Dat op basis van het dossier (post-mortem) door een professor uit het [ziekenhuis] is gesteld dat de cliënt wellicht baat had gehad bij tocilizumab, maakt dit niet anders, temeer niet omdat gesteld noch gebleken is dat de betrokken hoogleraar de behandelaars in de gelegenheid heeft gesteld om hun beleid toe te lichten.
Naar het oordeel van de commissie is gezien de multiproblematiek bij de cliënt niet vast te stellen dat de hartstilstand waaraan de cliënt is overleden, het directe gevolg is van het handelen van de zorgaanbieder.

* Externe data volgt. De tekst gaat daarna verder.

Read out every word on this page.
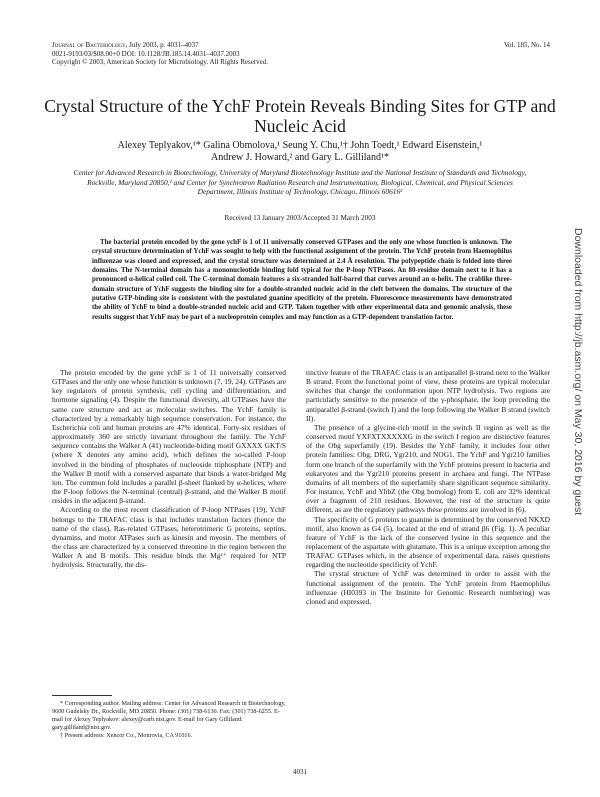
Journal of Bacteriology, July 2003, p. 4031–4037
0021-9193/03/$08.00+0 DOI: 10.1128/JB.185.14.4031–4037.2003
Copyright © 2003, American Society for Microbiology. All Rights Reserved.
Vol. 185, No. 14
Crystal Structure of the YchF Protein Reveals Binding Sites for GTP and Nucleic Acid
Alexey Teplyakov,¹* Galina Obmolova,¹ Seung Y. Chu,¹† John Toedt,¹ Edward Eisenstein,¹
Andrew J. Howard,² and Gary L. Gilliland¹*
Center for Advanced Research in Biotechnology, University of Maryland Biotechnology Institute and the National Institute of Standards and Technology, Rockville, Maryland 20850,¹ and Center for Synchrotron Radiation Research and Instrumentation, Biological, Chemical, and Physical Sciences Department, Illinois Institute of Technology, Chicago, Illinois 60616²
Received 13 January 2003/Accepted 31 March 2003

The bacterial protein encoded by the gene ychF is 1 of 11 universally conserved GTPases and the only one whose function is unknown. The crystal structure determination of YchF was sought to help with the functional assignment of the protein. The YchF protein from Haemophilus influenzae was cloned and expressed, and the crystal structure was determined at 2.4 Å resolution. The polypeptide chain is folded into three domains. The N-terminal domain has a mononucleotide binding fold typical for the P-loop NTPases. An 80-residue domain next to it has a pronounced α-helical coiled coil. The C-terminal domain features a six-stranded half-barrel that curves around an α-helix. The crablike three-domain structure of YchF suggests the binding site for a double-stranded nucleic acid in the cleft between the domains. The structure of the putative GTP-binding site is consistent with the postulated guanine specificity of the protein. Fluorescence measurements have demonstrated the ability of YchF to bind a double-stranded nucleic acid and GTP. Taken together with other experimental data and genomic analysis, these results suggest that YchF may be part of a nucleoprotein complex and may function as a GTP-dependent translation factor.

The protein encoded by the gene ychF is 1 of 11 universally conserved GTPases and the only one whose function is unknown (7, 19, 24). GTPases are key regulators of protein synthesis, cell cycling and differentiation, and hormone signaling (4). Despite the functional diversity, all GTPases have the same core structure and act as molecular switches. The YchF family is characterized by a remarkably high sequence conservation. For instance, the Escherichia coli and human proteins are 47% identical. Forty-six residues of approximately 360 are strictly invariant throughout the family. The YchF sequence contains the Walker A (41) nucleotide-biding motif GXXXX GKT/S (where X denotes any amino acid), which defines the so-called P-loop involved in the binding of phosphates of nucleoside triphosphate (NTP) and the Walker B motif with a conserved aspartate that binds a water-bridged Mg ion. The common fold includes a parallel β-sheet flanked by α-helices, where the P-loop follows the N-terminal (central) β-strand, and the Walker B motif resides in the adjacent β-strand.

According to the most recent classification of P-loop NTPases (19), YchF belongs to the TRAFAC class is that includes translation factors (hence the name of the class), Ras-related GTPases, heterotrimeric G proteins, septins, dynamins, and motor ATPases such as kinesin and myosin. The members of the class are characterized by a conserved threonine in the region between the Walker A and B motifs. This residue binds the Mg²⁺ required for NTP hydrolysis. Structurally, the dis-

tinctive feature of the TRAFAC class is an antiparallel β-strand next to the Walker B strand. From the functional point of view, these proteins are typical molecular switches that change the conformation upon NTP hydrolysis. Two regions are particularly sensitive to the presence of the γ-phosphate, the loop preceding the antiparallel β-strand (switch I) and the loop following the Walker B strand (switch II).

The presence of a glycine-rich motif in the switch II region as well as the conserved motif YXFXTXXXXXG in the switch I region are distinctive features of the Obg superfamily (19). Besides the YchF family, it includes four other protein families: Obg, DRG, Ygr210, and NOG1. The YchF and Ygr210 families form one branch of the superfamily with the YchF proteins present in bacteria and eukaryotes and the Ygr210 proteins present in archaea and fungi. The NTPase domains of all members of the superfamily share significant sequence similarity. For instance, YchF and YhbZ (the Obg homolog) from E. coli are 32% identical over a fragment of 210 residues. However, the rest of the structure is quite different, as are the regulatory pathways these proteins are involved in (6).

The specificity of G proteins to guanine is determined by the conserved NKXD motif, also known as G4 (5), located at the end of strand β6 (Fig. 1). A peculiar feature of YchF is the lack of the conserved lysine in this sequence and the replacement of the aspartate with glutamate. This is a unique exception among the TRAFAC GTPases which, in the absence of experimental data, raises questions regarding the nucleotide specificity of YchF.

The crystal structure of YchF was determined in order to assist with the functional assignment of the protein. The YchF protein from Haemophilus influenzae (HI0393 in The Institute for Genomic Research numbering) was cloned and expressed,

* Corresponding author. Mailing address: Center for Advanced Research in Biotechnology, 9600 Gudelsky Dr., Rockville, MD 20850. Phone: (301) 738-6130. Fax: (301) 738-6255. E-mail for Alexey Teplyakov: alexey@carb.nist.gov. E-mail for Gary Gilliland: gary.gilliland@nist.gov.

† Present address: Xencor Co., Monrovia, CA 91016.

4031
Downloaded from http://jb.asm.org/ on May 30, 2016 by guest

Ter zitting heeft de juridisch adviseur van de klaagster dit ook erkend.
Nu is vastgesteld dat de zorgaanbieder heeft gehandeld volgens de professionele standaard en het overlijden van de cliënt niet direct te herleiden is op het handelen van de zorgaanbieder, dient de vordering van de klaagster te worden afgewezen.
Derhalve wordt als volgt beslist.

Beslissing

De commissie:
– verklaart de klaagster niet-ontvankelijk in haar klachten over de communicatie;
– verklaart de klacht ten aanzien van het medisch handelen ongegrond;
– wijst het gevorderde af.

Aldus beslist door de Geschillencommissie Ziekenhuizen, bestaande uit de heer mr. L. Verheij, voorzitter, mevrouw mr. dr. M.J. van Dam, de heer J. Donga, leden, in aanwezigheid van mevrouw mr. S.M.E. Balfoort, secretaris, op 19 december 2024.